Les intellectuels en guerre

Au moment de l’entrée en guerre en août 1914, du côté allemand et du côté français, beaucoup d’intellectuels comme le philosophe Henri Bergson défendent l’Union sacrée.

Le Gaulois du 10 août 1914 reprend quelques passages de « la belle et patriotique allocution » de Bergson à l’Académie des sciences morales et politiques, allocution qui déclare que « la lutte engagée contre l’Allemagne est la lutte même de la civilisation contre la barbarie ».

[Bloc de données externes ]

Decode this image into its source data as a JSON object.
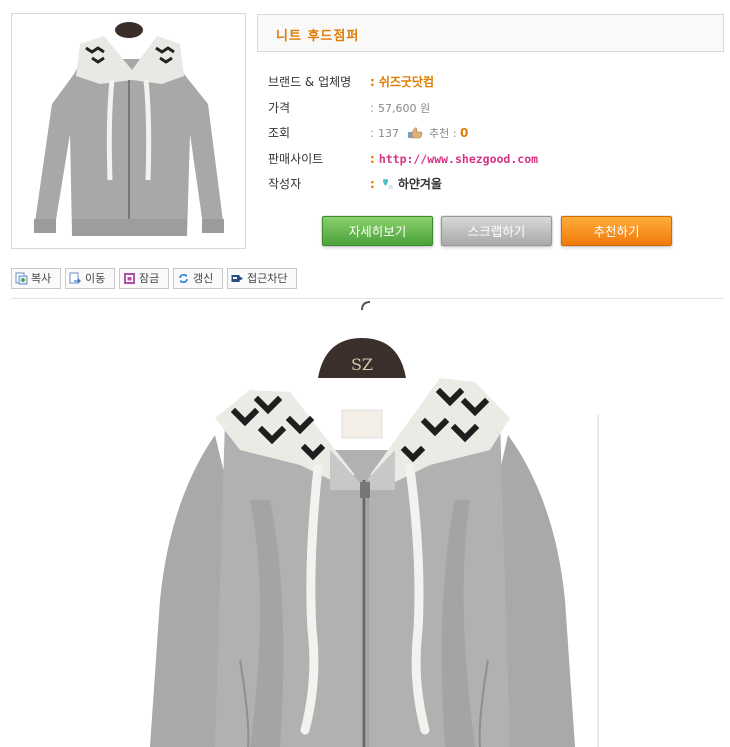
{
  "title": "니트 후드점퍼",
  "info": {
    "brand_label": "브랜드 & 업체명",
    "brand_value": "쉬즈굿닷컴",
    "price_label": "가격",
    "price_value": "57,600 원",
    "views_label": "조회",
    "views_value": "137",
    "recommend_label": "추천",
    "recommend_value": "0",
    "site_label": "판매사이트",
    "site_value": "http://www.shezgood.com",
    "author_label": "작성자",
    "author_value": "하얀겨울"
  },
  "buttons": {
    "detail": "자세히보기",
    "scrap": "스크랩하기",
    "recommend": "추천하기"
  },
  "toolbar": {
    "copy": "복사",
    "move": "이동",
    "lock": "잠금",
    "refresh": "갱신",
    "block": "접근차단"
  },
  "colors": {
    "title_accent": "#e07b00",
    "site_link": "#d63384",
    "btn_green": "#5cb548",
    "btn_grey": "#b5b5b5",
    "btn_orange": "#f58a1f"
  }
}
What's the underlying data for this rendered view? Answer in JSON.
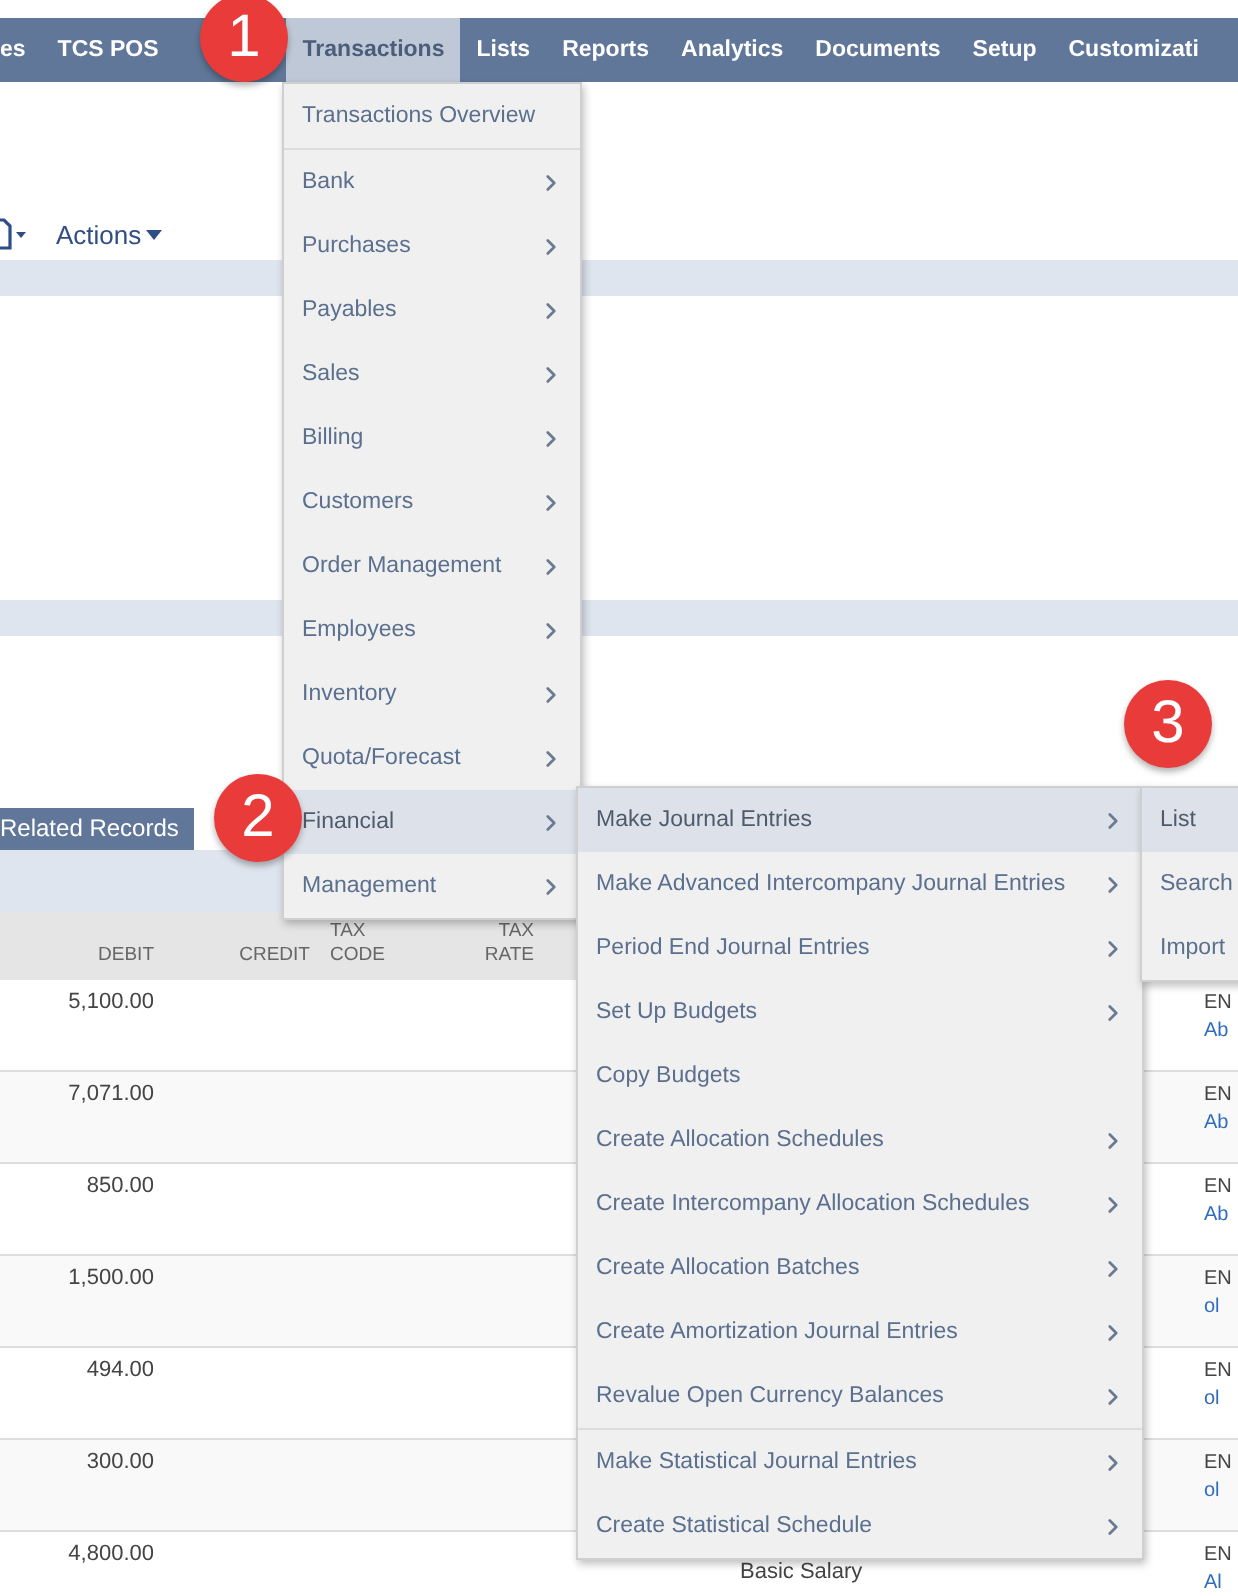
{
  "nav": {
    "items": [
      {
        "label": "es",
        "selected": false
      },
      {
        "label": "TCS POS",
        "selected": false
      },
      {
        "label": "Transactions",
        "selected": true
      },
      {
        "label": "Lists",
        "selected": false
      },
      {
        "label": "Reports",
        "selected": false
      },
      {
        "label": "Analytics",
        "selected": false
      },
      {
        "label": "Documents",
        "selected": false
      },
      {
        "label": "Setup",
        "selected": false
      },
      {
        "label": "Customizati",
        "selected": false
      }
    ]
  },
  "toolbar": {
    "actions_label": "Actions"
  },
  "related_bar": {
    "button": "Related Records"
  },
  "table": {
    "columns": [
      "DEBIT",
      "CREDIT",
      "TAX CODE",
      "TAX RATE"
    ],
    "rows": [
      {
        "debit": "5,100.00",
        "right": [
          "EN",
          "Ab"
        ]
      },
      {
        "debit": "7,071.00",
        "right": [
          "EN",
          "Ab"
        ]
      },
      {
        "debit": "850.00",
        "right": [
          "EN",
          "Ab"
        ]
      },
      {
        "debit": "1,500.00",
        "right": [
          "EN",
          "ol"
        ]
      },
      {
        "debit": "494.00",
        "right": [
          "EN",
          "ol"
        ]
      },
      {
        "debit": "300.00",
        "right": [
          "EN",
          "ol"
        ]
      },
      {
        "debit": "4,800.00",
        "memo": "Basic Salary",
        "right": [
          "EN",
          "Al"
        ]
      }
    ]
  },
  "menus": [
    {
      "sections": [
        [
          {
            "label": "Transactions Overview",
            "selected": false,
            "submenu": false
          }
        ],
        [
          {
            "label": "Bank",
            "selected": false,
            "submenu": true
          },
          {
            "label": "Purchases",
            "selected": false,
            "submenu": true
          },
          {
            "label": "Payables",
            "selected": false,
            "submenu": true
          },
          {
            "label": "Sales",
            "selected": false,
            "submenu": true
          },
          {
            "label": "Billing",
            "selected": false,
            "submenu": true
          },
          {
            "label": "Customers",
            "selected": false,
            "submenu": true
          },
          {
            "label": "Order Management",
            "selected": false,
            "submenu": true
          },
          {
            "label": "Employees",
            "selected": false,
            "submenu": true
          },
          {
            "label": "Inventory",
            "selected": false,
            "submenu": true
          },
          {
            "label": "Quota/Forecast",
            "selected": false,
            "submenu": true
          },
          {
            "label": "Financial",
            "selected": true,
            "submenu": true
          },
          {
            "label": "Management",
            "selected": false,
            "submenu": true
          }
        ]
      ]
    },
    {
      "sections": [
        [
          {
            "label": "Make Journal Entries",
            "selected": true,
            "submenu": true
          },
          {
            "label": "Make Advanced Intercompany Journal Entries",
            "selected": false,
            "submenu": true
          },
          {
            "label": "Period End Journal Entries",
            "selected": false,
            "submenu": true
          },
          {
            "label": "Set Up Budgets",
            "selected": false,
            "submenu": true
          },
          {
            "label": "Copy Budgets",
            "selected": false,
            "submenu": false
          },
          {
            "label": "Create Allocation Schedules",
            "selected": false,
            "submenu": true
          },
          {
            "label": "Create Intercompany Allocation Schedules",
            "selected": false,
            "submenu": true
          },
          {
            "label": "Create Allocation Batches",
            "selected": false,
            "submenu": true
          },
          {
            "label": "Create Amortization Journal Entries",
            "selected": false,
            "submenu": true
          },
          {
            "label": "Revalue Open Currency Balances",
            "selected": false,
            "submenu": true
          }
        ],
        [
          {
            "label": "Make Statistical Journal Entries",
            "selected": false,
            "submenu": true
          },
          {
            "label": "Create Statistical Schedule",
            "selected": false,
            "submenu": true
          }
        ]
      ]
    },
    {
      "sections": [
        [
          {
            "label": "List",
            "selected": true,
            "submenu": false
          },
          {
            "label": "Search",
            "selected": false,
            "submenu": false
          },
          {
            "label": "Import",
            "selected": false,
            "submenu": false
          }
        ]
      ]
    }
  ],
  "badges": [
    "1",
    "2",
    "3"
  ]
}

Outre-Rhin, le Berliner Tageblatt publie le 4 octobre 1914 un manifeste dans lequel des scientifiques et intellectuels de renommée mondiale défendent la cause allemande. Ces propos sont repris à la une de La Croix le 19 novembre 1914. Le journal publie la réponse de l’Université catholique de Paris à ces quatre-vingt-treize « représentants de la science et de l’art allemands, ainsi qu’ils se qualifient eux-mêmes » et qui ont lancé « un appel au monde civilisé pour justifier les Allemands, et de la guerre qu’ils ont déclarée ». Parmi les signataires, La Croix relève « avec une douloureuse surprise [...] les noms de quelques théologiens et professeurs attachés par leurs croyances à la religion catholique ».

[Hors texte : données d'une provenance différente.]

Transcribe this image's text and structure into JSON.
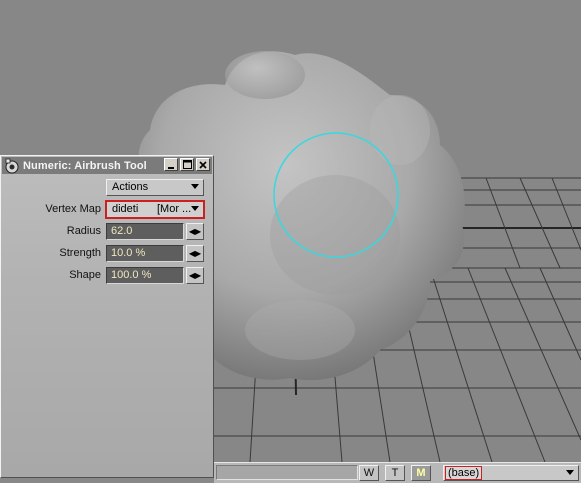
{
  "panel": {
    "title": "Numeric: Airbrush Tool",
    "window_buttons": [
      "minimize-icon",
      "maximize-icon",
      "close-icon"
    ],
    "actions_label": "Actions",
    "fields": [
      {
        "label": "Vertex Map",
        "value": "dideti",
        "value2": "[Mor ..."
      },
      {
        "label": "Radius",
        "value": "62.0"
      },
      {
        "label": "Strength",
        "value": "10.0 %"
      },
      {
        "label": "Shape",
        "value": "100.0 %"
      }
    ]
  },
  "statusbar": {
    "modes": [
      "W",
      "T",
      "M"
    ],
    "active_mode": "M",
    "layer": "(base)"
  },
  "viewport": {
    "brush_color": "#37d8e0",
    "object": "sculpted-blob-mesh"
  }
}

Romain Rolland « au-dessus de la mêlée »

À ce moment-là, Romain Rolland, âgé de 48 ans et inapte au service, séjourne en Suisse où il va faire le choix de rester. A partir de septembre, il publie dans Le Journal de Genève des articles plus tard rassemblés dans un recueil intitulé Au-dessus de la mêlée, dans lesquels il dénonce le désir de domination qui pousse certains pays à se combattre. Ce positionnement, alors rare, est salué par L’Humanité le 26 octobre 1914 dans un article intitulé « Un intellectuel français s’élève éloquemment contre l’impérialisme ». Il loue en ces termes les articles de Romain Rolland : « On n’a vraisemblablement rien écrit, depuis bientôt trois mois, de plus parfaitement noble que ces pages de douleur, d’amour et d’espérance », on « n'a plus hautement stigmatisé la misère des motifs dont est sortie le 3 août, la guerre européenne »

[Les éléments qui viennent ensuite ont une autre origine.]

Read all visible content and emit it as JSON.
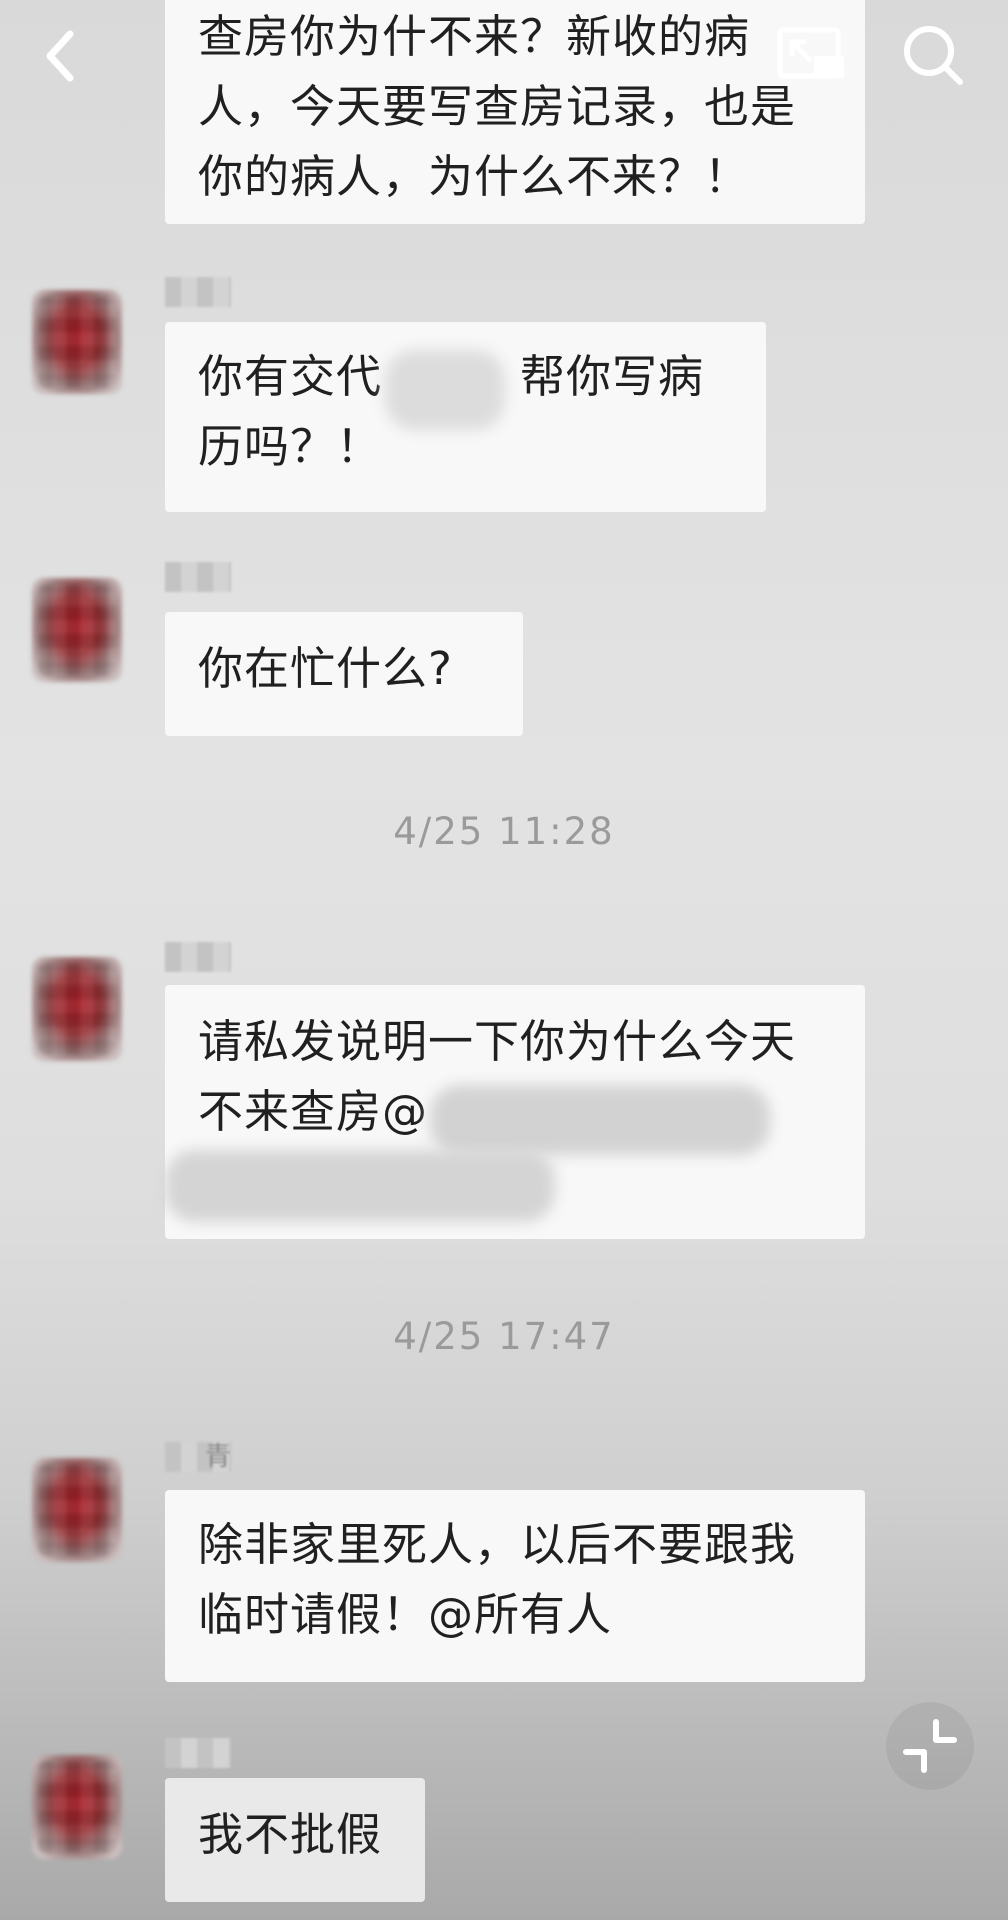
{
  "header": {
    "back_icon": "chevron-left-icon",
    "cast_icon": "screen-cast-icon",
    "search_icon": "search-icon"
  },
  "messages": [
    {
      "text": "查房你为什不来？新收的病人，今天要写查房记录，也是你的病人，为什么不来？！"
    },
    {
      "text": "你有交代　　　帮你写病历吗？！"
    },
    {
      "text": "你在忙什么?"
    },
    {
      "text": "请私发说明一下你为什么今天不来查房@"
    },
    {
      "text": "除非家里死人，以后不要跟我临时请假！@所有人"
    },
    {
      "text": "我不批假"
    }
  ],
  "timestamps": [
    "4/25 11:28",
    "4/25 17:47"
  ],
  "sender_fragments": {
    "msg5": "青"
  },
  "controls": {
    "collapse_icon": "collapse-arrows-icon"
  },
  "colors": {
    "bubble": "#f8f8f8",
    "avatar": "#a5121c",
    "icon": "#ffffff"
  }
}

Mais cette voix reste peu entendue. La presse écrite dans son ensemble s’en prend aux positions de l’écrivain. Évidemment L’Action française l’accuse le 25 septembre 1914 d’une « incurable teutomanie ». D’autres journaux, pourtant plus modérés, se montrent aussi sévères et reprennent l’attaque menée par Alphonse Aulard, historien de la Révolution dans Le MatinLe Journal du 24 octobre sous le titre éloquent de « Germanophilie déplacée » reprend des éléments de l’argumentation d’Aulard qui lui reproche de saluer à parts égales Allemands et Français.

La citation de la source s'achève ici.